Da quanto tempo sei un volontario?

Dal 2011. Durante gli studi universitari ho assistito a un dibattito in cui fu spiegato cos’era Operazione Colomba. Ci ho pensato su, poi ho deciso di partecipare alla giornata di formazione. Dopo un mese sono partito per il sud della Cisgiordania, a Tuwani, un villaggio palestinese.

Il volontario sceglie sempre dove andare e per quanto tempo, c’è una sola regola da rispettare: mai più di tre mesi consecutivi nello stesso posto.

Io per un anno e mezzo ho fatto tre mesi a Tuwani, uno in Italia, tre mesi, un mese e così via. Poi ho fatto la seconda formazione, quella per diventare “volontario di lungo periodo”: due settimane in cui sono passato a far parte concretamente della gestione del progetto. In qualche modo ora sono una guida per i nuovi volontari. Operazione Colomba non ha una gerarchia verticale, ma uno dei valori in cui crediamo è il rispetto per l’esperienza. Ora ho alcuni problemi di visto, ma appena potrò ripartirò.

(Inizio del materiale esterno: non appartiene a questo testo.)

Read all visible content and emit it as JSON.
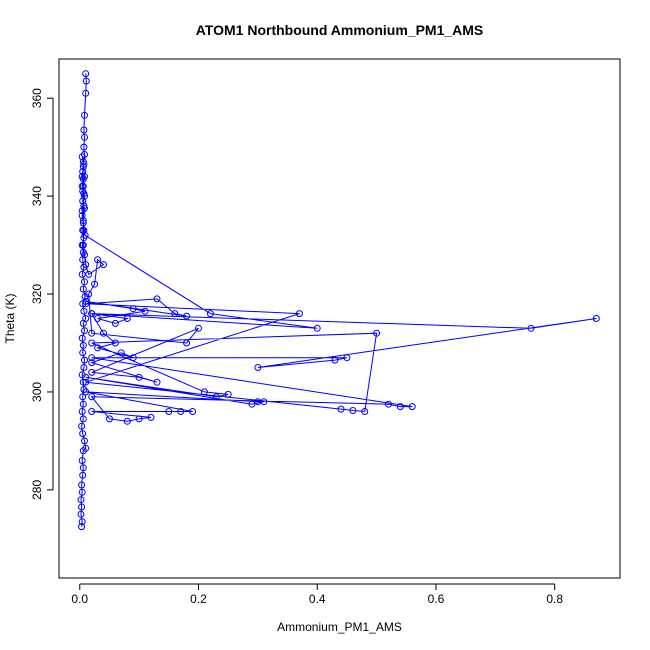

P1000152 Alcuni volontari durante un accompagnamento in Colombia.

Pensi di continuare a fare il volontario per tutta la vita?

Non penso di farlo a tempo pieno, anche perché trattandosi di volontariato non potrò mai farne una fonte di sostentamento, ma penso che vorrò continuare a farlo ogni volta che avrò uno spazio libero.

Cosa può dare un’esperienza del genere a un giovane d’oggi?

Molti giovani sono frustrati o stressati. Far parte di Operazione Colomba mi ha dato serenità nel vivere la quotidianità, senso di adeguatezza. Mi permette di studiare con tranquillità, senza stress. Faccio una cosa che mi piace, non spendo [per tutti i volontari i costi di vitto, alloggio, assicurazione e viaggi sono coperti e i volontari di lungo periodo ricevono un pocket money di 600 euro ogni quattro mesi, NdR] e mi sento bene con me stesso. Credo che fare quest’esperienza sia molto utile per un ragazzo, anche solo per schiarirsi le idee sulle proprie priorità, per fare ordine dentro di sé.